After the conference day, we met my brother – who was in town for a philosophy conference – for a beer at Palmer House, and then, trying to figure out where to eat, we blundered into Vapiano, which I thought Megan had said was OK – and it was. They have a kind of station type ordering – you go to the salad station, or the pasta station, or the pizza station – and order what you want. They give you a pager and card where they add up your purchases. You can just walk right up to the bar and order and pay, and find a table. My brother said, “This is the kind of thing that makes me feel old”, but we all liked our food – and we all got what we wanted – Caesar salads for me and the bro, I shared mine with Mark, and Dave got a nice looking tomato bruschetta. Mark got a pasta Bolognese and I tried a few forkfuls, and we looked at the dessert list but didn’t buy – and Dave went off to bar and came back with a finger of whisky neat in a glass. They even brought us some bread on request. It was loud tho, my ears were ringing when we left, Mark and I to walk home, and my brother to go cruise on his Divvy bike.

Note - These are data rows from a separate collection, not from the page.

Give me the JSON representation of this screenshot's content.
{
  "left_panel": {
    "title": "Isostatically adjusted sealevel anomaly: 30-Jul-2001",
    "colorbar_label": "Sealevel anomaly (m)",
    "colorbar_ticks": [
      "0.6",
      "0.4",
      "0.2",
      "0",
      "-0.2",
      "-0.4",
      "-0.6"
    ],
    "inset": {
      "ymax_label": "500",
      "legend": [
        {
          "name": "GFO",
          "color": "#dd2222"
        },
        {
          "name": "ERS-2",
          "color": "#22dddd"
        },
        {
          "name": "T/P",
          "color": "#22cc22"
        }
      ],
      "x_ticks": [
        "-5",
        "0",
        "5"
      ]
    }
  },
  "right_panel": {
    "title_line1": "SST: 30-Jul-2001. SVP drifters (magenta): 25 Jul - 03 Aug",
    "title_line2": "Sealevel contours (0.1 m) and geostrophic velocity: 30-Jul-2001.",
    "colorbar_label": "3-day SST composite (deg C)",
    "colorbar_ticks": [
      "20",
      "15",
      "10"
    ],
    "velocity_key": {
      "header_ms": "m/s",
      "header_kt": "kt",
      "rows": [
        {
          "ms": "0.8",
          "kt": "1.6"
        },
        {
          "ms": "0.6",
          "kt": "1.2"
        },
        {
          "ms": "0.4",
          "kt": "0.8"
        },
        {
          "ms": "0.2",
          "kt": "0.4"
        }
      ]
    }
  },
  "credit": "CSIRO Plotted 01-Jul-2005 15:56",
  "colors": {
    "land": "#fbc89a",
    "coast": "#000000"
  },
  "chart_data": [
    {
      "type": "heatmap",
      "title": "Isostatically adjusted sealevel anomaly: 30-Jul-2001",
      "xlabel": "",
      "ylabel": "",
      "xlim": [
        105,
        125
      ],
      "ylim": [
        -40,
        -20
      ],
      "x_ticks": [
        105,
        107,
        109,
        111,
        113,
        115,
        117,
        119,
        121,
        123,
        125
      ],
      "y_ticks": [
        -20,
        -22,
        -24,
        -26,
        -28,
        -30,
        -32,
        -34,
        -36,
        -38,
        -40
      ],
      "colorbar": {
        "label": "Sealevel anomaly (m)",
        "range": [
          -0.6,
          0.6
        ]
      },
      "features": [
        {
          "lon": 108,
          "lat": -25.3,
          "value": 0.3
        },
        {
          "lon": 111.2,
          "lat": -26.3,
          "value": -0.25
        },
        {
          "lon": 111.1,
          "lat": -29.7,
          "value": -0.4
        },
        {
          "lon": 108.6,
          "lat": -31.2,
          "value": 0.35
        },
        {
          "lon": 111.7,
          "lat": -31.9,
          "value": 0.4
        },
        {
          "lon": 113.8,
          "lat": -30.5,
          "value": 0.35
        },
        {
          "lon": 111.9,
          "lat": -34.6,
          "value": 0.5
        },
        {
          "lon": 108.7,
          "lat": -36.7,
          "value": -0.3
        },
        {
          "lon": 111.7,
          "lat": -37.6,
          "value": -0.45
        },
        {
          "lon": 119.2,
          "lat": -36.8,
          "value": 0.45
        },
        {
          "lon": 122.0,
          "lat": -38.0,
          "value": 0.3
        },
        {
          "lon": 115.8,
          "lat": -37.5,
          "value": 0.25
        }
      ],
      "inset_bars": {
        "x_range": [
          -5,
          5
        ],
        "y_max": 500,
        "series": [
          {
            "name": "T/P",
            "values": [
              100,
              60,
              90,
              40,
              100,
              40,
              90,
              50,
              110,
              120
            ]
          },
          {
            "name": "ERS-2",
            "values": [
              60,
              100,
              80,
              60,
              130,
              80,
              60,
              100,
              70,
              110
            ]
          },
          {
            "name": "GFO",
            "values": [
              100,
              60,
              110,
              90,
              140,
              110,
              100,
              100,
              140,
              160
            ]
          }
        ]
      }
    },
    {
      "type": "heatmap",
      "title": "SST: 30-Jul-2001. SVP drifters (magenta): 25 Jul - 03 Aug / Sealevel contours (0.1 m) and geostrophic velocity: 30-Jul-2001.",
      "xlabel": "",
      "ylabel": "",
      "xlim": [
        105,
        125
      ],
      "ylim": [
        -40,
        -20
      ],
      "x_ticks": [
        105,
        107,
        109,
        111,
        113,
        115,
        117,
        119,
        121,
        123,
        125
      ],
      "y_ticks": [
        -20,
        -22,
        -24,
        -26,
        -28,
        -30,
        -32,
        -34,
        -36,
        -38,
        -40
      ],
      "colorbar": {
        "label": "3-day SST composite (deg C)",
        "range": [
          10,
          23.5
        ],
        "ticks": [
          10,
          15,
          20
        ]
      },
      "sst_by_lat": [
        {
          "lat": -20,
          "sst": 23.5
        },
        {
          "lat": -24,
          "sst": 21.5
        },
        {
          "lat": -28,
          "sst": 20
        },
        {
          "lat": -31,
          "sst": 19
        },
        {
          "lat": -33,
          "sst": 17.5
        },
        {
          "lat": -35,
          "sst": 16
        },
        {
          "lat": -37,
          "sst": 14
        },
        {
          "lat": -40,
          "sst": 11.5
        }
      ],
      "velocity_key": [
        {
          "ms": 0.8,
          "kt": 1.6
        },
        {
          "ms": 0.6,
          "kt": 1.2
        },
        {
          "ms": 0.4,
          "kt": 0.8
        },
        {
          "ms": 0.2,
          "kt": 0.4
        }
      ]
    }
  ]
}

On Sunday I slept in and got to the conference at 10:30 for a program on a topic related to the one I’d helped to organize the day before, with some of the same speakers, and they mentioned us, which was nice. But that’s about when I started coughing. After, I went out to the closest convenience store and bought cough drops and a coffee that wasn’t very good, and a couple of bananas that were good. I got the extra banana for Mark because I knew he’d be outside our division’s big deal program, Top Technology Trends. It was pretty good this year, but I skipped the following presidents program with the author of this:
I mean, she also writes sci fi, and I’m sure she gave a good talk, but geek feminists are fairly well represented at UW, not that there’s not always more work to do for the cause, and I went to see this documentary about Cabrini Green instead.
Mark was pleased – Kameron Hurley signed a lot of books – and I felt educated by the documentary. I used to work not too far away from Cabrini Green, and moved back to Madison right before they started knocking it down, and I hadn’t really thought so much about what it means to demolish housing, make lots of noise about how people will only be relocated temporarily, and that affordable housing would be supplied so they could move back, but then there was nothing to move back to until 2011, and only a small percentage affordable. It’s like they knock down your neighborhood, force you out, say you can come back – but not really.
Then it was time for back to back receptions, my school reunion, and the LITA Happy Hour.
ALA 2017 Reunion Reminder by Anna Palmer
After all of which we were meeting friends for dinner at Publican, which was its usual delicious self – BBQ carrots still the best. All fun but totally trashed my voice.
Monday was OCLC research update, saw a few friends before everyone went home, ALA/AIA Library Building Awards (at which a lot of lefty-leaning architects and librarians talked about now more than ever libraries and education and community centered buildings important), 3:45 train and drive back to Madison, where I had the house to myself for the night, and the kid had done such a good job taking care of things the getting home and unpacking and cleaning up operation only took about an hour. I was on the couch with cats on top of me by 9:30. Ahhh.